Drawing doesn't have to be boring and safe with a pencil. Let us show you how to develop exciting expressive artwork and begin to really 'see' the potential in all the subjects around you.
The workshop takes place in Rebecca's studio at the stunning Winnington hall.
ALL MATERIALS ARE PROVIDED
Winnington in its colourful past was a school for girls during the 1850/60’s. During this time the world renowned art critic John Ruskin was a frequent visitor to the hall, he spent time teaching the young ladies drawing and watercolour and many other subjects such as biblical studies.
The Orangery would have been a light and warm and ideal room within the hall with beautiful views of the grounds lawns and trees. We can certainly see why! As an artist it is a perfect room for creating.
The day will include an Introduction to John Ruskin and his role at winnington, a chance to view the building with its ornate architecture and interior decoration.
We will take inspiration from ruskins architectural drawings and his drawing style as well as following some of his methods from his famous book ‘the elements of drawing’
Both artists will perform demonstrations on drawing style alongside step by step guidance of techniques with plenty of one to one tuition to support you as you work
Open to beginners. Tuition will be tailored to suit all artistic abilities.
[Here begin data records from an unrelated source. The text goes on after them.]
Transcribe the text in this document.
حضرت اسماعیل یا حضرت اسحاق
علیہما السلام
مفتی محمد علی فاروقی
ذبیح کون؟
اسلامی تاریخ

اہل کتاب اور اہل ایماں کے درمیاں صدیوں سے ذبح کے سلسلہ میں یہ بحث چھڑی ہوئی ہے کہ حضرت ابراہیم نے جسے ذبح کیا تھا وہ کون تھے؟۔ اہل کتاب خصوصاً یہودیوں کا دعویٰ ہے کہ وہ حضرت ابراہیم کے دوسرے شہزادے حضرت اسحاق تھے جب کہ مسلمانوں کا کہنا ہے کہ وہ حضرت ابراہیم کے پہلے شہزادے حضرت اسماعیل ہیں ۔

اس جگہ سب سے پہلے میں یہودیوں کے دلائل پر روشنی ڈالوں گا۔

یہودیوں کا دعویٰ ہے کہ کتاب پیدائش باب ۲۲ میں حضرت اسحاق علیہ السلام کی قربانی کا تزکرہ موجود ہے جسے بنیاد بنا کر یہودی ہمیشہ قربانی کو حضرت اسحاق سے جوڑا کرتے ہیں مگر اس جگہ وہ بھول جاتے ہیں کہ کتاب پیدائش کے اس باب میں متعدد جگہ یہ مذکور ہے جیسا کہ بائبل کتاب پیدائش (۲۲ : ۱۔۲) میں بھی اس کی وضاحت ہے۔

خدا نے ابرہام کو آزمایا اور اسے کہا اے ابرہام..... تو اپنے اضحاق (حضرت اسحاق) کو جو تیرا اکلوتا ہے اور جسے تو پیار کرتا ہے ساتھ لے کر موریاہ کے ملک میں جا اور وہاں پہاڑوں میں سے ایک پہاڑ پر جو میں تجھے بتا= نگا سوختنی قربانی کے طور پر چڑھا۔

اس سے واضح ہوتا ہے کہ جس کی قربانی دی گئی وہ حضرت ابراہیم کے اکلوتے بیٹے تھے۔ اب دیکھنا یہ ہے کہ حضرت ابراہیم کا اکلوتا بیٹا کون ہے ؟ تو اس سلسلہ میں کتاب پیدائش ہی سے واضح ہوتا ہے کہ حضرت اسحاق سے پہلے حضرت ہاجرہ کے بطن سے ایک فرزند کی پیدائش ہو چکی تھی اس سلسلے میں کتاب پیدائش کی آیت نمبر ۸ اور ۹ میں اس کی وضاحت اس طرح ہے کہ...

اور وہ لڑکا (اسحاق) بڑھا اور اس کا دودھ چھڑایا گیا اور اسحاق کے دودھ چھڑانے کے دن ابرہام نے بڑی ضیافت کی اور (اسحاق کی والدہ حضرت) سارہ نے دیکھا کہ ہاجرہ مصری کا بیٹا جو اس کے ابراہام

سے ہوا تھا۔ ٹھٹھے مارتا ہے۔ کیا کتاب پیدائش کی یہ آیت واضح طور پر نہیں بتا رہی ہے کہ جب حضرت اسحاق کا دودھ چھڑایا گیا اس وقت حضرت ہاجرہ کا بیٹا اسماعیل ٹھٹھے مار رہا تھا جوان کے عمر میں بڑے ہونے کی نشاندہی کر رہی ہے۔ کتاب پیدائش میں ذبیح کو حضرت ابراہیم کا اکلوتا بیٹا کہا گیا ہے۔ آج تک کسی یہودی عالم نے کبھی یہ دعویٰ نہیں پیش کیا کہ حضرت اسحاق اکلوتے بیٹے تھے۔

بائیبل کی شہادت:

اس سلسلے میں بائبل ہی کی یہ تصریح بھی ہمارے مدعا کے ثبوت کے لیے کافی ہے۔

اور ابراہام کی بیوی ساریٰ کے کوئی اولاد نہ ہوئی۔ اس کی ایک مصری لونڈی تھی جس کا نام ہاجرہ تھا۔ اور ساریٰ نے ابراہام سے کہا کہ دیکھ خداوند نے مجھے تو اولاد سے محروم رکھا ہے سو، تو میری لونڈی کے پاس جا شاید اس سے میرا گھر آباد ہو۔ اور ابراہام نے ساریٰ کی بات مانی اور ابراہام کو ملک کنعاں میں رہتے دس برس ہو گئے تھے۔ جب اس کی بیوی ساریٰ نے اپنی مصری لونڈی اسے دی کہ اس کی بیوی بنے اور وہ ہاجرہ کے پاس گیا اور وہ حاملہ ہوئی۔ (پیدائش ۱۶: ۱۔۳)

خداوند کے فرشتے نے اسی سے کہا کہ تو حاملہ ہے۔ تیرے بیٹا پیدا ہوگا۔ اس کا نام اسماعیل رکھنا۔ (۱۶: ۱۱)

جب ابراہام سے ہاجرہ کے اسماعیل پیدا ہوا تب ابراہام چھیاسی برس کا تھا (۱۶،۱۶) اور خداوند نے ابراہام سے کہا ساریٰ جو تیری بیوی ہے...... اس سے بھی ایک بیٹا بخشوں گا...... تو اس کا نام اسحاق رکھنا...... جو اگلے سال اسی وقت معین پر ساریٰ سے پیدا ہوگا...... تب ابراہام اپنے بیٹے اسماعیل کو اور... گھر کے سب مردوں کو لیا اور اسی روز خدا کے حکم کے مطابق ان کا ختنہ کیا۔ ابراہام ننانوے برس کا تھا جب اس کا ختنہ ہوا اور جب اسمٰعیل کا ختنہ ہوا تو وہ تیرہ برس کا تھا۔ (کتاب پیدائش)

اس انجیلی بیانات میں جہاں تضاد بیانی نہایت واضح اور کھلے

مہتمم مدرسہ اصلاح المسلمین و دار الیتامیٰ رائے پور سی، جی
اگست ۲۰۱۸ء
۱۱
Having the experience of 2 professional tutors mean that both artists are able to offer their unique guidance and input. This means More one to one tuition and a complementary and expansive drawing knowledge combined.
NO NEED TO PRINT THE EVENT TICKET OUT AS I WILL HAVE THIS BEFORE THE DAY
PLEASE NOTE REFRESHMENTS ARE PROVIDED BUT BRING YOUR OWN LUNCH
There is plenty of parking and you can enter the studio via the white door that is circled on the left side of the image at the side of the building. The Orangery is highlighted in red.